1. 环境配置
IDEA 2019
Maven项目
pom.xml
<?xml version="1.0" encoding="UTF-8"?>
<project xmlns="http://maven.apache.org/POM/4.0.0"
xmlns:xsi="http://www.w3.org/2001/XMLSchema-instance"
xsi:schemaLocation="http://maven.apache.org/POM/4.0.0 http://maven.apache.org/xsd/maven-4.0.0.xsd">
<modelVersion>4.0.0</modelVersion>
<groupId>Spark</groupId>
<artifactId>Spark</artifactId>
<version>1.0-SNAPSHOT</version>
<properties>
<scala.version>2.11.8</scala.version>
<hadoop.version>2.6.5</hadoop.version>
<spark.version>2.3.3</spark.version>
</properties>
<dependencies>
<!--添加Spark依赖-->
<dependency>
<groupId>org.apache.spark</groupId>
<artifactId>spark-core_2.11</artifactId>
<version>${spark.version}</version>
</dependency>
<!--添加Scala依赖-->
<dependency>
<groupId>org.scala-lang</groupId>
<artifactId>scala-library</artifactId>
<version>${scala.version}</version>
</dependency>
<!--添加Hadoop依赖-->
<dependency>
<groupId>org.apache.hadoop</groupId>
<artifactId>hadoop-client</artifactId>
<version>${hadoop.version}</version>
</dependency>
</dependencies>
</project>
2. 基于Scala语言的应用开发
package scala
import java.net.URI
import org.apache.hadoop.conf.Configuration
import org.apache.hadoop.fs.{FileSystem, Path}
import org.apache.spark.rdd.RDD
import org.apache.spark.{SparkConf, SparkContext}
object WordCount {
def main(args: Array[String]): Unit = {
//指定访问用户
System.setProperty("HADOOP_USER_NAME", "hadoop")

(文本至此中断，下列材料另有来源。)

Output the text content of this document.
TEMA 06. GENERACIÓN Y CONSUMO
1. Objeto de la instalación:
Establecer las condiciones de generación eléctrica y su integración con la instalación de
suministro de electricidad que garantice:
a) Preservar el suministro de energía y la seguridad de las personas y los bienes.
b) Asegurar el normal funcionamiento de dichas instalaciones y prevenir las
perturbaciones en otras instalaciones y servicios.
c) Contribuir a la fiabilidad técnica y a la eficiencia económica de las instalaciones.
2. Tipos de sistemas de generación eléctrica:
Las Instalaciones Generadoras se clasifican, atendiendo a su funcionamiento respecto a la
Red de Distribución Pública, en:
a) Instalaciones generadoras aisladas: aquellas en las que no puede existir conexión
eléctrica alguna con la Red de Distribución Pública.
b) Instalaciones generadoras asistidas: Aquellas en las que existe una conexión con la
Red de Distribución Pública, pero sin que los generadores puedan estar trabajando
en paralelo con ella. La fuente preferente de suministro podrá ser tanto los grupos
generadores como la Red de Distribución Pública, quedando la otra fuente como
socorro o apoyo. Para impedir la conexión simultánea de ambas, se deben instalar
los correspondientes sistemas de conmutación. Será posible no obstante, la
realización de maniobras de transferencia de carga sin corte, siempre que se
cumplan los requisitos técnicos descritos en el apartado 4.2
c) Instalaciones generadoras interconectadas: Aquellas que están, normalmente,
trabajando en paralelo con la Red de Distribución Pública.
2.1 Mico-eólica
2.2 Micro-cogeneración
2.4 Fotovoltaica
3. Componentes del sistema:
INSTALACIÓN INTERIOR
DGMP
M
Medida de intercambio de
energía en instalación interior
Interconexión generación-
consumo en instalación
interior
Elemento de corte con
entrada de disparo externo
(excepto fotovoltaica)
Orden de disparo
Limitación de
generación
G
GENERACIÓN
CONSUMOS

val conf: SparkConf = new SparkConf()
conf.setAppName("Local Scala Spark RDD")
conf.setMaster("local")
val sc: SparkContext = new SparkContext(conf)
val fp: RDD[String] = sc.textFile("hdfs://master001:9000//wordcount.txt", 1)
val wordList: RDD[String] = fp.flatMap((line: String) => line.split(" "))
val tupleWordList: RDD[Tuple2[String, Int]] = wordList.map(word => (word, 1))
val tupleWordGroupList: RDD[Tuple2[String, Int]] = tupleWordList.reduceByKey(
(preValue: Int, nextValue: Int) => preValue + nextValue
)
//如果目录文件存在则删除
val path = new Path("hdfs://master001:9000//spark//output")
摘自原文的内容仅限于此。